Now we can add the 2 following items listed in the filings with my notations that NOT ONE SINGLE PREFERRED A SHARE HAS BEEN CONVERTED and NO ONE SINGLE PREFERRED B SHARE 'CAN' BE CONVERTED FOR ANOTHER 6 TO 7 WEEKS!:

Preferred A shares--9,411,998 shares are owned by the following people who are all insiders of GCAN and were all issued on July 31, 2018 per the SEC filing:

Elisha Kalfa and Yonah Kalfa own 2,966,666 shares
Fernando Bisker and Sigalush LLC own 2,966,666 shares
Aitan Zacharin owns 1,695,333 shares
Mark Randon owns 1,483,333 shares
David Tavor owns 300,000 shares

Each Preferred A share is subject to a 50 for 1 conversion to common stock from their issue date of July 31, 2018. They are all owned by insiders of the company. If fully converted these Preferred A shares would require 470,599.900 common shares. As of this date not a single share has been converted and that is because there is a conversion instruction clause also in the filings with the SEC that states the terms of any conversions. It is on Page F-14!

Last but not least were the negotiated settlement for EMET's Warrants and again they can not convert a single Preferred B Share for another 6 to 7 weeks which puts us again into mid to end of August.

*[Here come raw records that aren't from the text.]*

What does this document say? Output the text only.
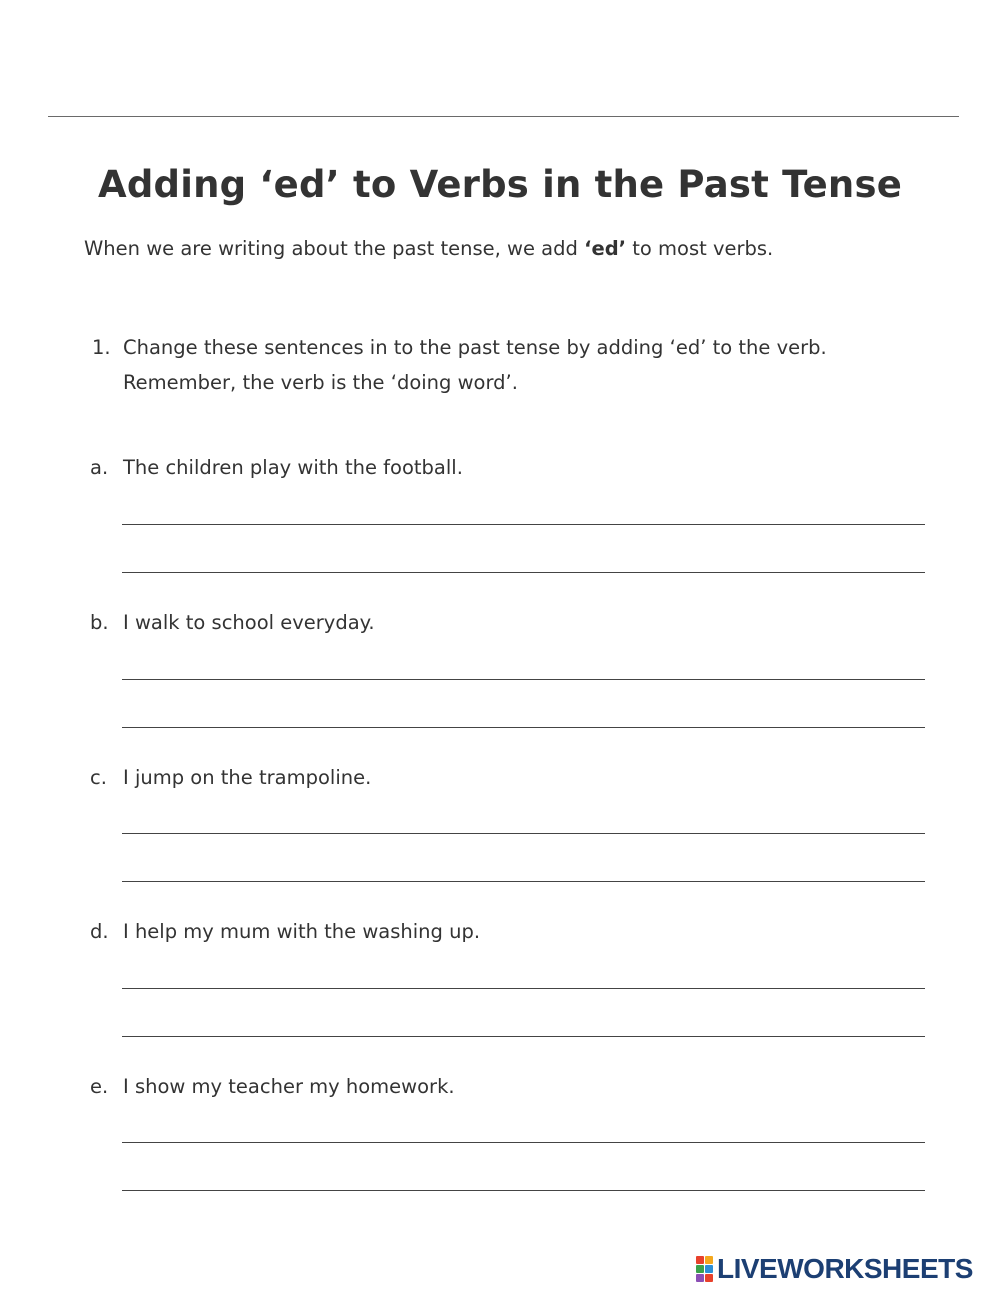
Adding ‘ed’ to Verbs in the Past Tense
When we are writing about the past tense, we add ‘ed’ to most verbs.
1. Change these sentences in to the past tense by adding ‘ed’ to the verb.
Remember, the verb is the ‘doing word’.
a. The children play with the football.
b. I walk to school everyday.
c. I jump on the trampoline.
d. I help my mum with the washing up.
e. I show my teacher my homework.
LIVEWORKSHEETS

Preferred B Shares--9,000,000 shares issued to EMET CAPITAL on February 14, 2019. Each share is subject to a 1 to 1 conversion to common stock from their issue date of February 14, 2019. If fully converted these Preferred B shares would require 9,000,000 common shares. As of this date not a single share has been converted because they cannot convert any shares for another 6 to 7 weeks.